Employment Law Report

NLRB Overrules Prior Precedent on Need to Produce Witness Statements Taken During Investigations

By Edwin S. Hopson

The National Labor Relations Board on December 15, 2012, issued its decision in American Baptist Homes of the West, d/b/a Piedmont Gardens, 359 NLRB No. 46 (2012), ruling that, in determining whether an employer must provide witness statements to a union representing an employee who has been disciplined based on investigation during which those statements were obtained, the NLRB will henceforth balance the confidentiality interests of the employer against the union’s need for the information.  Piedmont overrules a prior NLRB decision, Anheuser-Busch, Inc., 237 NLRB 982 (1978), which had established a bright-line test excluding such statements from disclosure.  The Board noted that the U.S. Supreme Court in Detroit Edison Co. v NLRB, 440 U.S. 301 (1979) called for just such a balancing test.  

Piedmont is a continuing care facility where statements were taken from two employee s who claimed to have witnessed a certified nurse aid asleep on the job.  That CNA was discharged over the incident.

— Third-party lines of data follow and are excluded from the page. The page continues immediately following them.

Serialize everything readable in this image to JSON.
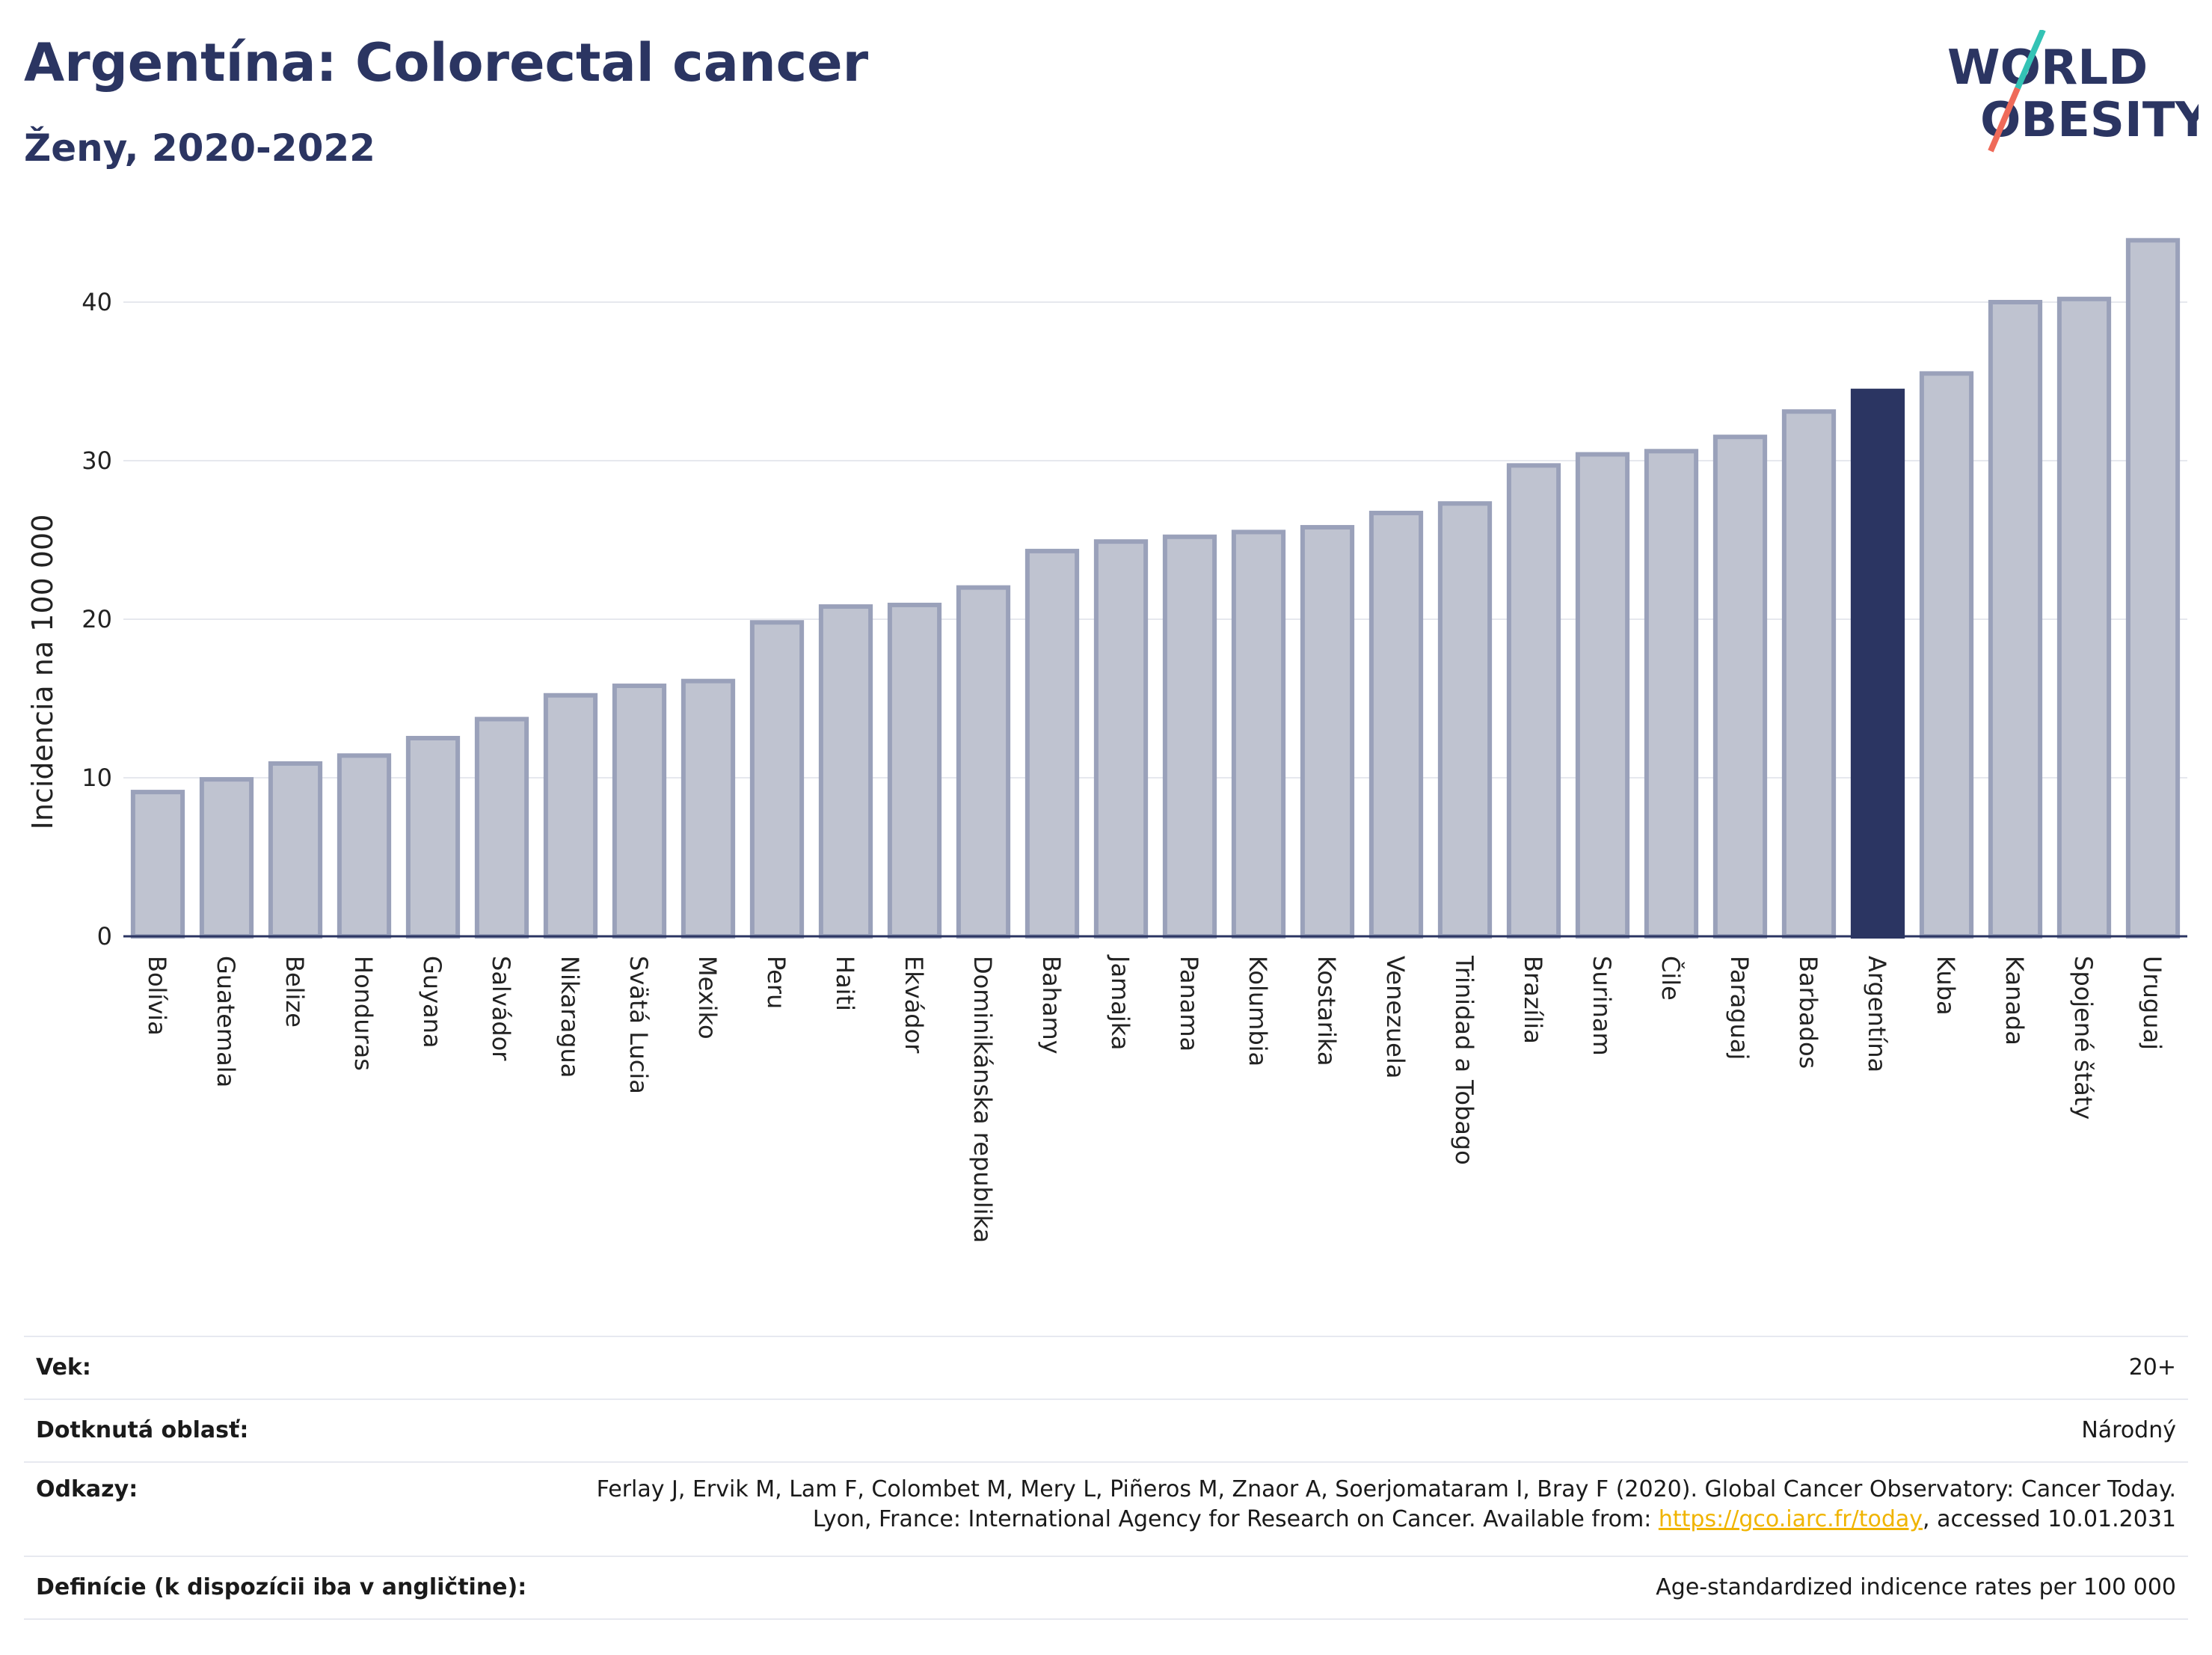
{
  "header": {
    "title": "Argentína: Colorectal cancer",
    "subtitle": "Ženy, 2020-2022",
    "logo_line1": "WORLD",
    "logo_line2": "OBESITY"
  },
  "colors": {
    "bar": "#bfc3d0",
    "bar_border": "#9aa1ba",
    "highlight": "#2b3562",
    "logo_text": "#2b3562",
    "logo_slash_top": "#34c3b5",
    "logo_slash_bottom": "#ef6a59",
    "link": "#f0b400"
  },
  "chart_data": {
    "type": "bar",
    "title": "Argentína: Colorectal cancer",
    "subtitle": "Ženy, 2020-2022",
    "ylabel": "Incidencia na 100 000",
    "xlabel": "",
    "ylim": [
      0,
      45
    ],
    "yticks": [
      0,
      10,
      20,
      30,
      40
    ],
    "grid": true,
    "highlight": "Argentína",
    "categories": [
      "Bolívia",
      "Guatemala",
      "Belize",
      "Honduras",
      "Guyana",
      "Salvádor",
      "Nikaragua",
      "Svätá Lucia",
      "Mexiko",
      "Peru",
      "Haiti",
      "Ekvádor",
      "Dominikánska republika",
      "Bahamy",
      "Jamajka",
      "Panama",
      "Kolumbia",
      "Kostarika",
      "Venezuela",
      "Trinidad a Tobago",
      "Brazília",
      "Surinam",
      "Čile",
      "Paraguaj",
      "Barbados",
      "Argentína",
      "Kuba",
      "Kanada",
      "Spojené štáty",
      "Uruguaj"
    ],
    "values": [
      9.1,
      9.9,
      10.9,
      11.4,
      12.5,
      13.7,
      15.2,
      15.8,
      16.1,
      19.8,
      20.8,
      20.9,
      22.0,
      24.3,
      24.9,
      25.2,
      25.5,
      25.8,
      26.7,
      27.3,
      29.7,
      30.4,
      30.6,
      31.5,
      33.1,
      34.4,
      35.5,
      40.0,
      40.2,
      43.9
    ]
  },
  "info": {
    "age_label": "Vek:",
    "age_value": "20+",
    "area_label": "Dotknutá oblasť:",
    "area_value": "Národný",
    "refs_label": "Odkazy:",
    "refs_text_1": "Ferlay J, Ervik M, Lam F, Colombet M, Mery L, Piñeros M, Znaor A, Soerjomataram I, Bray F (2020). Global Cancer Observatory: Cancer Today. Lyon, France: International Agency for Research on Cancer. Available from: ",
    "refs_link": "https://gco.iarc.fr/today",
    "refs_text_2": ", accessed 10.01.2031",
    "def_label": "Definície (k dispozícii iba v angličtine):",
    "def_value": "Age-standardized indicence rates per 100 000"
  }
}
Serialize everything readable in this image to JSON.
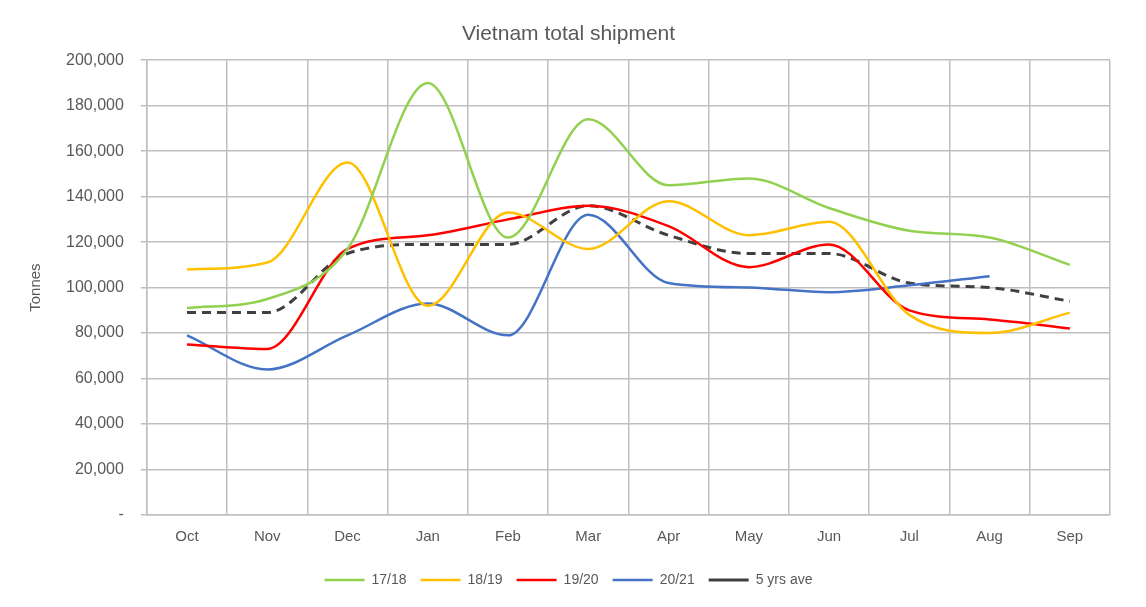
{
  "chart_data": {
    "type": "line",
    "title": "Vietnam total shipment",
    "ylabel": "Tonnes",
    "categories": [
      "Oct",
      "Nov",
      "Dec",
      "Jan",
      "Feb",
      "Mar",
      "Apr",
      "May",
      "Jun",
      "Jul",
      "Aug",
      "Sep"
    ],
    "series": [
      {
        "name": "17/18",
        "color": "#92d050",
        "values": [
          91000,
          95000,
          117000,
          190000,
          122000,
          174000,
          145000,
          148000,
          135000,
          125000,
          122000,
          110000
        ]
      },
      {
        "name": "18/19",
        "color": "#ffc000",
        "values": [
          108000,
          111000,
          155000,
          92000,
          133000,
          117000,
          138000,
          123000,
          129000,
          88000,
          80000,
          89000
        ]
      },
      {
        "name": "19/20",
        "color": "#ff0000",
        "values": [
          75000,
          73000,
          117000,
          123000,
          130000,
          136000,
          127000,
          109000,
          119000,
          90000,
          86000,
          82000
        ]
      },
      {
        "name": "20/21",
        "color": "#4472c4",
        "values": [
          79000,
          64000,
          79000,
          93000,
          79000,
          132000,
          102000,
          100000,
          98000,
          101000,
          105000,
          null
        ]
      },
      {
        "name": "5 yrs ave",
        "color": "#404040",
        "line_style": "dashed",
        "values": [
          89000,
          89000,
          115000,
          119000,
          119000,
          136000,
          123000,
          115000,
          115000,
          102000,
          100000,
          94000
        ]
      }
    ],
    "ylim": [
      0,
      200000
    ],
    "yticks": [
      {
        "value": 0,
        "label": "-"
      },
      {
        "value": 20000,
        "label": "20,000"
      },
      {
        "value": 40000,
        "label": "40,000"
      },
      {
        "value": 60000,
        "label": "60,000"
      },
      {
        "value": 80000,
        "label": "80,000"
      },
      {
        "value": 100000,
        "label": "100,000"
      },
      {
        "value": 120000,
        "label": "120,000"
      },
      {
        "value": 140000,
        "label": "140,000"
      },
      {
        "value": 160000,
        "label": "160,000"
      },
      {
        "value": 180000,
        "label": "180,000"
      },
      {
        "value": 200000,
        "label": "200,000"
      }
    ],
    "grid": true,
    "legend": "bottom",
    "marker": "none",
    "line_style": "solid"
  }
}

The union representing employees at Piedmont requested all information used in the termination, including witness statements. The employer refused had refused.

The Board in Piedmont balanced the needs of the union representing the discharged member against “any legitimate and substantial confidentiality interests established by the employer.” However, the NLRB decided not to apply its new rule retroactively and therefore found for Piedmont.